We can solve this problem more efficiently using dynamic programming. We can maintain a dp array where dp[i] represents the maximum sum of a strictly increasing subarray ending at index i. If nums[i] > nums[i-1], then we can extend the previous subarray, so dp[i] = dp[i-1] + nums[i]. Otherwise, we start a new subarray with just nums[i]. We keep track of the overall maximum sum as we go.

def max_increasing_subarray_sum_dp(nums):
    n = len(nums)
    dp = [0] * n
    max_sum = nums[0]
    dp[0] = nums[0]

    for i in range(1, n):
        if nums[i] > nums[i-1]:
            dp[i] = dp[i-1] + nums[i]
        else:
            dp[i] = nums[i]
        max_sum = max(max_sum, dp[i])

    return max_sum

Big O Runtime: O(n), because we iterate through the array once.

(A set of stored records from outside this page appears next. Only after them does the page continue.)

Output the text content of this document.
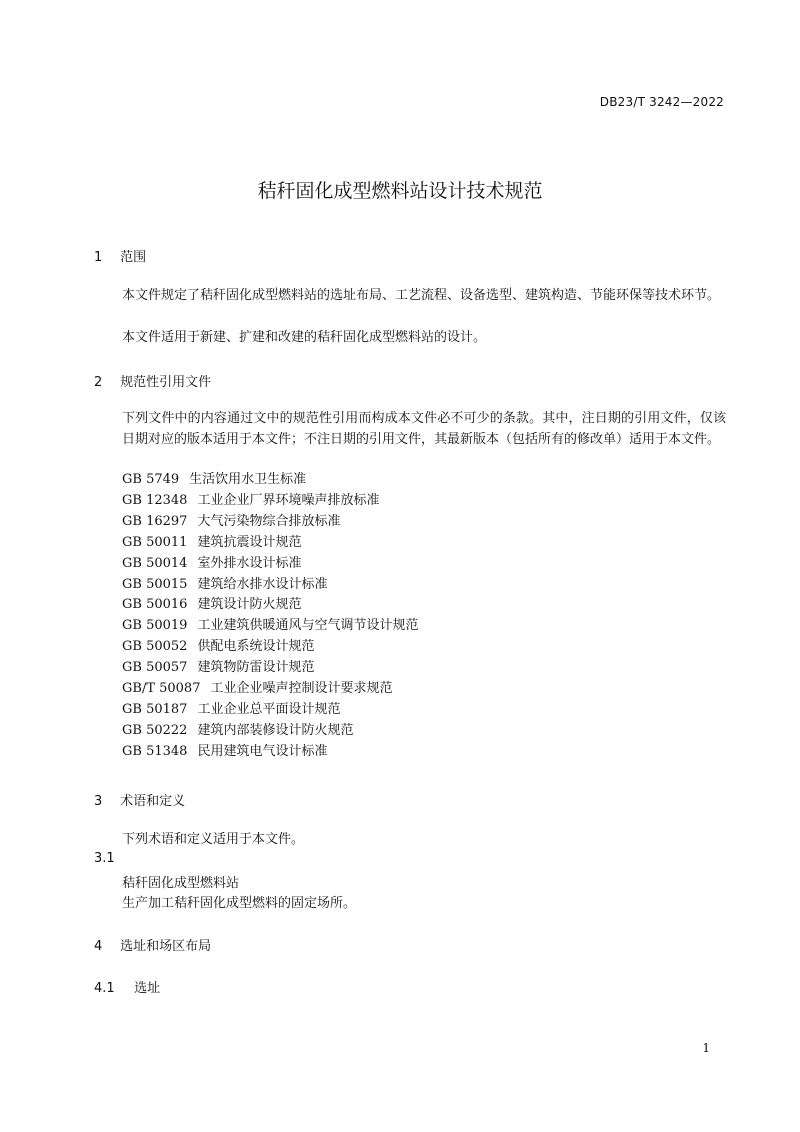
DB23/T 3242—2022
秸秆固化成型燃料站设计技术规范
1 范围
本文件规定了秸秆固化成型燃料站的选址布局、工艺流程、设备选型、建筑构造、节能环保等技术环节。
本文件适用于新建、扩建和改建的秸秆固化成型燃料站的设计。
2 规范性引用文件
下列文件中的内容通过文中的规范性引用而构成本文件必不可少的条款。其中，注日期的引用文件，仅该日期对应的版本适用于本文件；不注日期的引用文件，其最新版本（包括所有的修改单）适用于本文件。
GB 5749 生活饮用水卫生标准
GB 12348 工业企业厂界环境噪声排放标准
GB 16297 大气污染物综合排放标准
GB 50011 建筑抗震设计规范
GB 50014 室外排水设计标准
GB 50015 建筑给水排水设计标准
GB 50016 建筑设计防火规范
GB 50019 工业建筑供暖通风与空气调节设计规范
GB 50052 供配电系统设计规范
GB 50057 建筑物防雷设计规范
GB/T 50087 工业企业噪声控制设计要求规范
GB 50187 工业企业总平面设计规范
GB 50222 建筑内部装修设计防火规范
GB 51348 民用建筑电气设计标准
3 术语和定义
下列术语和定义适用于本文件。
3.1
秸秆固化成型燃料站
生产加工秸秆固化成型燃料的固定场所。
4 选址和场区布局
4.1 选址
1
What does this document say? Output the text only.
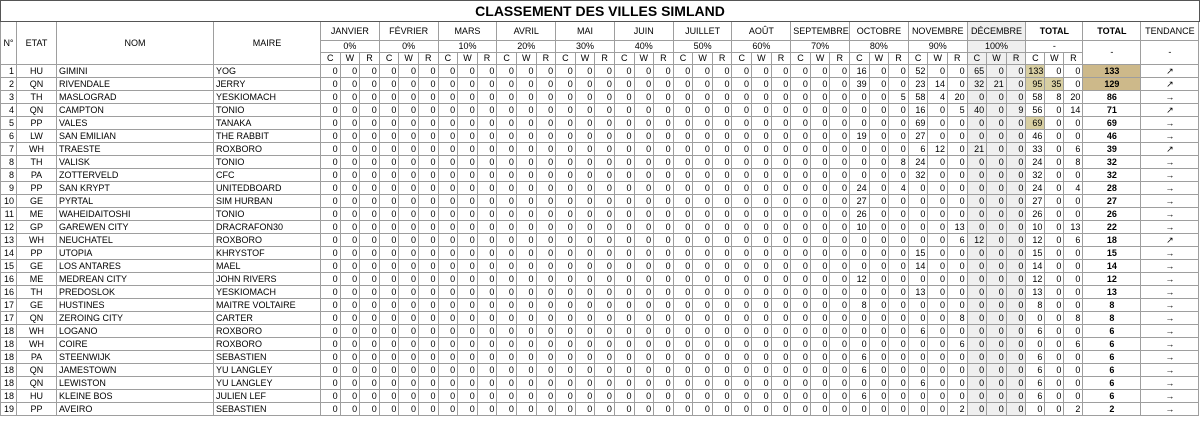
CLASSEMENT DES VILLES SIMLAND																																												
N°	ETAT	NOM	MAIRE	JANVIER			FÉVRIER			MARS			AVRIL			MAI			JUIN			JUILLET			AOÛT			SEPTEMBRE			OCTOBRE			NOVEMBRE			DÉCEMBRE			TOTAL			TOTAL	TENDANCE
				0%			0%			10%			20%			30%			40%			50%			60%			70%			80%			90%			100%			-			-	-
				C	W	R	C	W	R	C	W	R	C	W	R	C	W	R	C	W	R	C	W	R	C	W	R	C	W	R	C	W	R	C	W	R	C	W	R	C	W	R		
1	HU	GIMINI	YOG	0	0	0	0	0	0	0	0	0	0	0	0	0	0	0	0	0	0	0	0	0	0	0	0	0	0	0	16	0	0	52	0	0	65	0	0	133	0	0	133	↗
2	QN	RIVENDALE	JERRY	0	0	0	0	0	0	0	0	0	0	0	0	0	0	0	0	0	0	0	0	0	0	0	0	0	0	0	39	0	0	23	14	0	32	21	0	95	35	0	129	↗
3	TH	MASLOGRAD	YESKIOMACH	0	0	0	0	0	0	0	0	0	0	0	0	0	0	0	0	0	0	0	0	0	0	0	0	0	0	0	0	0	5	58	4	20	0	0	0	58	8	20	86	→
4	QN	CAMPTON	TONIO	0	0	0	0	0	0	0	0	0	0	0	0	0	0	0	0	0	0	0	0	0	0	0	0	0	0	0	0	0	0	16	0	5	40	0	9	56	0	14	71	↗
5	PP	VALES	TANAKA	0	0	0	0	0	0	0	0	0	0	0	0	0	0	0	0	0	0	0	0	0	0	0	0	0	0	0	0	0	0	69	0	0	0	0	0	69	0	0	69	→
6	LW	SAN EMILIAN	THE RABBIT	0	0	0	0	0	0	0	0	0	0	0	0	0	0	0	0	0	0	0	0	0	0	0	0	0	0	0	19	0	0	27	0	0	0	0	0	46	0	0	46	→
7	WH	TRAESTE	ROXBORO	0	0	0	0	0	0	0	0	0	0	0	0	0	0	0	0	0	0	0	0	0	0	0	0	0	0	0	0	0	0	6	12	0	21	0	0	33	0	6	39	↗
8	TH	VALISK	TONIO	0	0	0	0	0	0	0	0	0	0	0	0	0	0	0	0	0	0	0	0	0	0	0	0	0	0	0	0	0	8	24	0	0	0	0	0	24	0	8	32	→
8	PA	ZOTTERVELD	CFC	0	0	0	0	0	0	0	0	0	0	0	0	0	0	0	0	0	0	0	0	0	0	0	0	0	0	0	0	0	0	32	0	0	0	0	0	32	0	0	32	→
9	PP	SAN KRYPT	UNITEDBOARD	0	0	0	0	0	0	0	0	0	0	0	0	0	0	0	0	0	0	0	0	0	0	0	0	0	0	0	24	0	4	0	0	0	0	0	0	24	0	4	28	→
10	GE	PYRTAL	SIM HURBAN	0	0	0	0	0	0	0	0	0	0	0	0	0	0	0	0	0	0	0	0	0	0	0	0	0	0	0	27	0	0	0	0	0	0	0	0	27	0	0	27	→
11	ME	WAHEIDAITOSHI	TONIO	0	0	0	0	0	0	0	0	0	0	0	0	0	0	0	0	0	0	0	0	0	0	0	0	0	0	0	26	0	0	0	0	0	0	0	0	26	0	0	26	→
12	GP	GAREWEN CITY	DRACRAFON30	0	0	0	0	0	0	0	0	0	0	0	0	0	0	0	0	0	0	0	0	0	0	0	0	0	0	0	10	0	0	0	0	13	0	0	0	10	0	13	22	→
13	WH	NEUCHATEL	ROXBORO	0	0	0	0	0	0	0	0	0	0	0	0	0	0	0	0	0	0	0	0	0	0	0	0	0	0	0	0	0	0	0	0	6	12	0	0	12	0	6	18	↗
14	PP	UTOPIA	KHRYSTOF	0	0	0	0	0	0	0	0	0	0	0	0	0	0	0	0	0	0	0	0	0	0	0	0	0	0	0	0	0	0	15	0	0	0	0	0	15	0	0	15	→
15	GE	LOS ANTARES	MAEL	0	0	0	0	0	0	0	0	0	0	0	0	0	0	0	0	0	0	0	0	0	0	0	0	0	0	0	0	0	0	14	0	0	0	0	0	14	0	0	14	→
16	ME	MEDREAN CITY	JOHN RIVERS	0	0	0	0	0	0	0	0	0	0	0	0	0	0	0	0	0	0	0	0	0	0	0	0	0	0	0	12	0	0	0	0	0	0	0	0	12	0	0	12	→
16	TH	PREDOSLOK	YESKIOMACH	0	0	0	0	0	0	0	0	0	0	0	0	0	0	0	0	0	0	0	0	0	0	0	0	0	0	0	0	0	0	13	0	0	0	0	0	13	0	0	13	→
17	GE	HUSTINES	MAITRE VOLTAIRE	0	0	0	0	0	0	0	0	0	0	0	0	0	0	0	0	0	0	0	0	0	0	0	0	0	0	0	8	0	0	0	0	0	0	0	0	8	0	0	8	→
17	QN	ZEROING CITY	CARTER	0	0	0	0	0	0	0	0	0	0	0	0	0	0	0	0	0	0	0	0	0	0	0	0	0	0	0	0	0	0	0	0	8	0	0	0	0	0	8	8	→
18	WH	LOGANO	ROXBORO	0	0	0	0	0	0	0	0	0	0	0	0	0	0	0	0	0	0	0	0	0	0	0	0	0	0	0	0	0	0	6	0	0	0	0	0	6	0	0	6	→
18	WH	COIRE	ROXBORO	0	0	0	0	0	0	0	0	0	0	0	0	0	0	0	0	0	0	0	0	0	0	0	0	0	0	0	0	0	0	0	0	6	0	0	0	0	0	6	6	→
18	PA	STEENWIJK	SEBASTIEN	0	0	0	0	0	0	0	0	0	0	0	0	0	0	0	0	0	0	0	0	0	0	0	0	0	0	0	6	0	0	0	0	0	0	0	0	6	0	0	6	→
18	QN	JAMESTOWN	YU LANGLEY	0	0	0	0	0	0	0	0	0	0	0	0	0	0	0	0	0	0	0	0	0	0	0	0	0	0	0	6	0	0	0	0	0	0	0	0	6	0	0	6	→
18	QN	LEWISTON	YU LANGLEY	0	0	0	0	0	0	0	0	0	0	0	0	0	0	0	0	0	0	0	0	0	0	0	0	0	0	0	0	0	0	6	0	0	0	0	0	6	0	0	6	→
18	HU	KLEINE BOS	JULIEN LEF	0	0	0	0	0	0	0	0	0	0	0	0	0	0	0	0	0	0	0	0	0	0	0	0	0	0	0	6	0	0	0	0	0	0	0	0	6	0	0	6	→
19	PP	AVEIRO	SEBASTIEN	0	0	0	0	0	0	0	0	0	0	0	0	0	0	0	0	0	0	0	0	0	0	0	0	0	0	0	0	0	0	0	0	2	0	0	0	0	0	2	2	→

Big O Space Usage: O(n), due to the dp array. This can be optimized to O(1) by keeping track of only the previous sum instead of storing the sums for all indices.

Optimized Space (O(1))

def max_increasing_subarray_sum_optimized(nums):
    n = len(nums)
    max_sum = nums[0]
    current_sum = nums[0]

    for i in range(1, n):
        if nums[i] > nums[i-1]:
            current_sum += nums[i]
        else:
            current_sum = nums[i]
        max_sum = max(max_sum, current_sum)

    return max_sum

Edge Cases:

  • Empty Array: If the input array is empty, the maximum sum should be 0.
  • Single Element Array: If the input array has only one element, the maximum sum is that element itself.
  • Array with decreasing elements: The algorithm will still find the maximum single element in this case.
  • Array with equal elements: The algorithm will correctly identify each element as a new subarray and return the maximum element.